Он смотрел под ноги на белые цветы, которые она задевала подолом белой юбочки, и испытывал стеснение и даже какую-то смутную тревогу, поэтому с трудом выдавил из себя несколько слов, ответив что-то не очень вразумительное. Но девочка продолжала говорить с ним так простодушно, беззаботно и чуточку капризно, что наконец он тоже почувствовал себя с нею легко и непринужденно. Она была высокой, примерно его возраста, со светло-желтой, почти белой, кожей; говорили, что мать у нее с Осскиля или даже из каких-то более далеких краев. Ее черные, очень длинные волосы водопадом струились с плеч. Она показалась Геду некрасивой, даже уродливой, но ему захотелось понравиться, сделать ей приятное, заслужить ее восхищение. И чем дольше они разговаривали, тем сильнее становилось это желание. Она заставила его рассказать, как он устроил фокус с туманом, который помог прогнать из деревни грабителей-каргов. Девочка выслушала его рассказ с молчаливым удивлением и восхищением, но ни единым словечком не похвалила его. А потом задала еще один вопрос:
— Ты умеешь подзывать птиц и зверей?
— Умею.
Он знал, что неподалеку, в утесах над лугом, есть гнездо ястреба, и он тихо позвал птицу по имени. Ястреб прилетел, но не спустился, как обычно, на руку Геду — конечно, его спугнуло присутствие девчонки. С резким пронзительным вскриком птица метнулась в сторону, хлопая крыльями, и, подхваченная ветром, взлетела ввысь.
— Каким заклинанием подманил ты ястреба? — спросила она.
— Заклинанием Призывания.
— А ты умеешь вызывать души умерших, чтобы они вот так же приходили к тебе?
Он решил, что она просто его высмеивает — ведь даже ястреб не совсем послушался его.
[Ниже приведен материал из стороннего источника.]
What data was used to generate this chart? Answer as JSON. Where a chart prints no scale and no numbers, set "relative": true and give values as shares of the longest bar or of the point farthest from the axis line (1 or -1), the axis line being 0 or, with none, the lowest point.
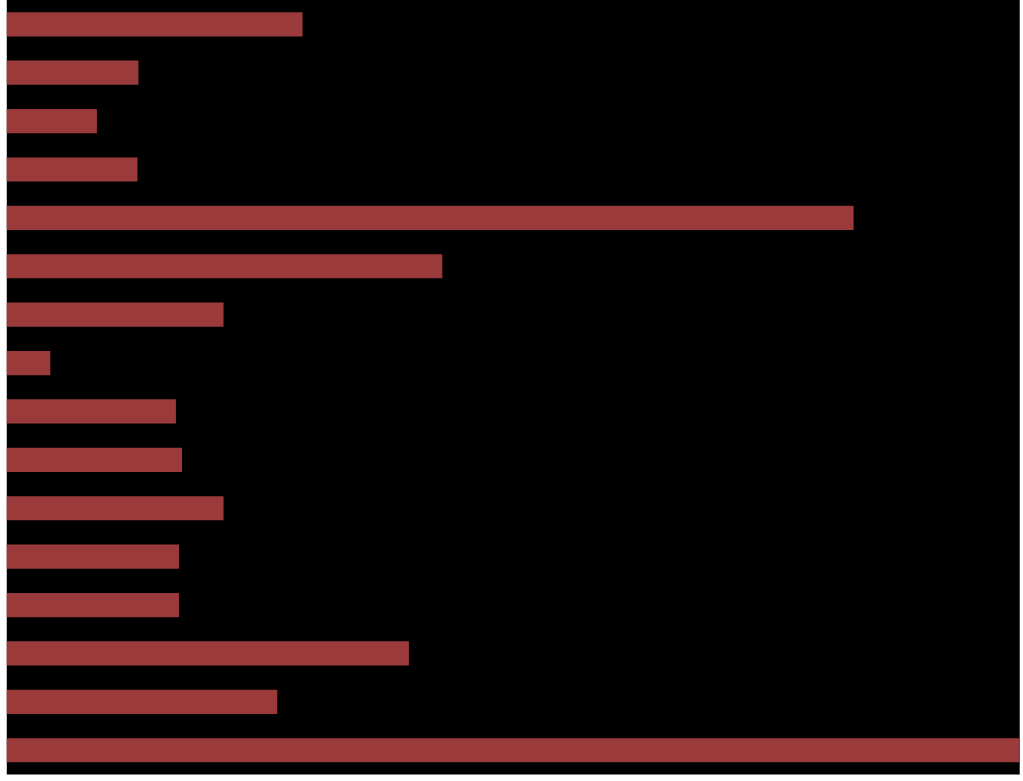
{
  "chart_data": {
    "type": "bar",
    "orientation": "horizontal",
    "relative": true,
    "categories": [
      null,
      null,
      null,
      null,
      null,
      null,
      null,
      null,
      null,
      null,
      null,
      null,
      null,
      null,
      null,
      null
    ],
    "values": [
      0.292,
      0.13,
      0.089,
      0.129,
      0.836,
      0.43,
      0.214,
      0.043,
      0.167,
      0.173,
      0.214,
      0.17,
      0.17,
      0.397,
      0.267,
      1
    ],
    "color": "#9b3a3a"
  }
}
А он не мог допустить, чтобы кто-то над ним смеялся.
— Разумеется, я умею их вызывать, — самым спокойным голосом сказал он.
— А не слишком ли опасно и трудно вызывать духов?
— Трудно — да. Опасно? — Он пожал плечами.
В ответ она одарила его взглядом бесспорного восхищения.
— А любовные чары сотворить можешь?
— Для этого особого умения не требуется.
— Да, правда, — сказала она, — приворожить умеет любая деревенская колдунья. А превращаться можешь? Изменить обличье? Говорят, настоящие волшебники умеют.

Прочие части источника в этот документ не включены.